Recent advances in numerical methods significantly pushed forward the
understanding of electrons coupled to quantized lattice vibrations. At this
stage, it becomes increasingly important to also account for the effects of
physically inevitable environments. In particular, we study the transport
properties of the Hubbard-Holstein Hamiltonian that models a large class of
materials characterized by strong electron-phonon coupling, in contact with a
dissipative environment. Even in the one-dimensional and isolated case,
simulating the quantum dynamics of such a system with high accuracy is very
challenging due to the infinite dimensionality of the phononic Hilbert spaces.

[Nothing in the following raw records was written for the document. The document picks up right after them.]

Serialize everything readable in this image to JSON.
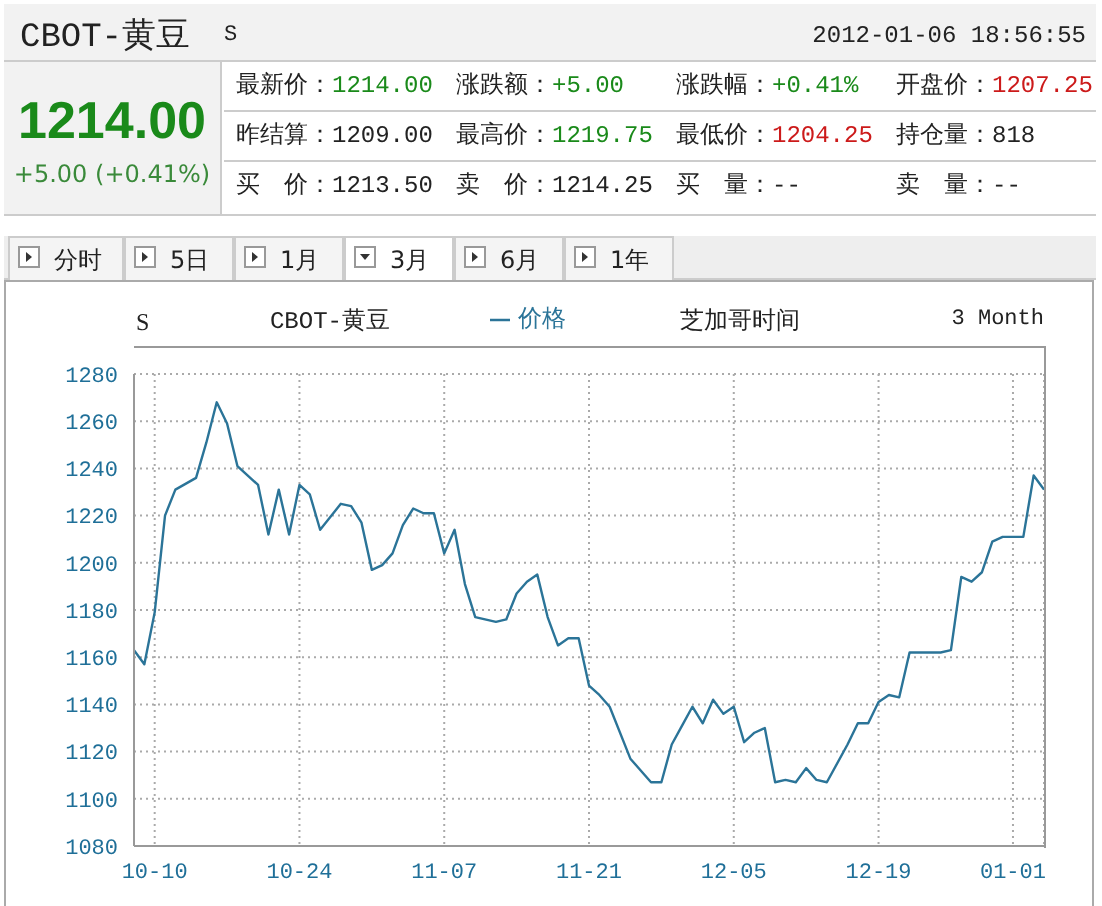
{
  "chart_data": {
    "type": "line",
    "title": "CBOT-黄豆",
    "x": [
      "2011-10-08",
      "2011-10-09",
      "2011-10-10",
      "2011-10-11",
      "2011-10-12",
      "2011-10-14",
      "2011-10-15",
      "2011-10-16",
      "2011-10-17",
      "2011-10-18",
      "2011-10-20",
      "2011-10-21",
      "2011-10-22",
      "2011-10-23",
      "2011-10-24",
      "2011-10-25",
      "2011-10-26",
      "2011-10-28",
      "2011-10-29",
      "2011-10-30",
      "2011-10-31",
      "2011-11-01",
      "2011-11-02",
      "2011-11-03",
      "2011-11-04",
      "2011-11-05",
      "2011-11-06",
      "2011-11-07",
      "2011-11-08",
      "2011-11-09",
      "2011-11-10",
      "2011-11-12",
      "2011-11-13",
      "2011-11-14",
      "2011-11-15",
      "2011-11-16",
      "2011-11-17",
      "2011-11-18",
      "2011-11-19",
      "2011-11-20",
      "2011-11-21",
      "2011-11-22",
      "2011-11-23",
      "2011-11-25",
      "2011-11-26",
      "2011-11-27",
      "2011-11-28",
      "2011-11-29",
      "2011-11-30",
      "2011-12-01",
      "2011-12-02",
      "2011-12-03",
      "2011-12-04",
      "2011-12-05",
      "2011-12-06",
      "2011-12-07",
      "2011-12-08",
      "2011-12-09",
      "2011-12-10",
      "2011-12-11",
      "2011-12-12",
      "2011-12-13",
      "2011-12-14",
      "2011-12-16",
      "2011-12-17",
      "2011-12-18",
      "2011-12-19",
      "2011-12-20",
      "2011-12-21",
      "2011-12-22",
      "2011-12-23",
      "2011-12-24",
      "2011-12-25",
      "2011-12-26",
      "2011-12-27",
      "2011-12-28",
      "2011-12-29",
      "2011-12-30",
      "2011-12-31",
      "2012-01-01",
      "2012-01-02",
      "2012-01-03",
      "2012-01-04"
    ],
    "series": [
      {
        "name": "价格",
        "color": "#2b7498",
        "values": [
          1163,
          1157,
          1179,
          1220,
          1231,
          1236,
          1251,
          1268,
          1259,
          1241,
          1233,
          1212,
          1231,
          1212,
          1233,
          1229,
          1214,
          1225,
          1224,
          1217,
          1197,
          1199,
          1204,
          1216,
          1223,
          1221,
          1221,
          1204,
          1214,
          1191,
          1177,
          1175,
          1176,
          1187,
          1192,
          1195,
          1177,
          1165,
          1168,
          1168,
          1148,
          1144,
          1139,
          1117,
          1112,
          1107,
          1107,
          1123,
          1131,
          1139,
          1132,
          1142,
          1136,
          1139,
          1124,
          1128,
          1130,
          1107,
          1108,
          1107,
          1113,
          1108,
          1107,
          1123,
          1132,
          1132,
          1141,
          1144,
          1143,
          1162,
          1162,
          1162,
          1162,
          1163,
          1194,
          1192,
          1196,
          1209,
          1211,
          1211,
          1211,
          1237,
          1231
        ]
      }
    ],
    "xlim": [
      "2011-10-08",
      "2012-01-04"
    ],
    "xticks": [
      {
        "value": "2011-10-10",
        "label": "10-10"
      },
      {
        "value": "2011-10-24",
        "label": "10-24"
      },
      {
        "value": "2011-11-07",
        "label": "11-07"
      },
      {
        "value": "2011-11-21",
        "label": "11-21"
      },
      {
        "value": "2011-12-05",
        "label": "12-05"
      },
      {
        "value": "2011-12-19",
        "label": "12-19"
      },
      {
        "value": "2012-01-01",
        "label": "01-01"
      }
    ],
    "ylim": [
      1080,
      1280
    ],
    "yticks": [
      1080,
      1100,
      1120,
      1140,
      1160,
      1180,
      1200,
      1220,
      1240,
      1260,
      1280
    ],
    "grid": true,
    "legend": "top",
    "annotations": [
      "CBOT-黄豆",
      "S",
      "2012-01-06 18:56:55",
      "1214.00",
      "+5.00 (+0.41%)",
      "最新价：",
      "1214.00",
      "涨跌额：",
      "+5.00",
      "涨跌幅：",
      "+0.41%",
      "开盘价：",
      "1207.25",
      "昨结算：",
      "1209.00",
      "最高价：",
      "1219.75",
      "最低价：",
      "1204.25",
      "持仓量：",
      "818",
      "买　价：",
      "1213.50",
      "卖　价：",
      "1214.25",
      "买　量：",
      "--",
      "卖　量：",
      "--",
      "分时",
      "5日",
      "1月",
      "3月",
      "6月",
      "1年",
      "S",
      "芝加哥时间",
      "3 Month"
    ]
  }
}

For this reason, the effects of dissipation on the conductance properties of
such systems have not been investigated systematically so far. We combine the
non-Markovian hierarchy of pure states method and the Markovian quantum jumps
method with the newly introduced projected purified density-matrix
renormalization group, creating powerful tensor-network methods for dissipative
quantum many-body systems. Investigating their numerical properties, we find a
significant speedup up to a factor $\sim 30$ compared to conventional
tensor-network techniques. We apply these methods to study dissipative
quenches, aiming for an in-depth understanding of the formation, stability, and
quasi-particle properties of bipolarons. Surprisingly, our results show that in
the metallic phase dissipation localizes the bipolarons, which is reminiscent
of an indirect quantum Zeno effect. However, the bipolaronic binding energy
remains mainly unaffected, even in the presence of strong dissipation,
exhibiting remarkable bipolaron stability. These findings shed light on the
problem of designing real materials exhibiting phonon-mediated
high-$T_\mathrm{C}$ superconductivity.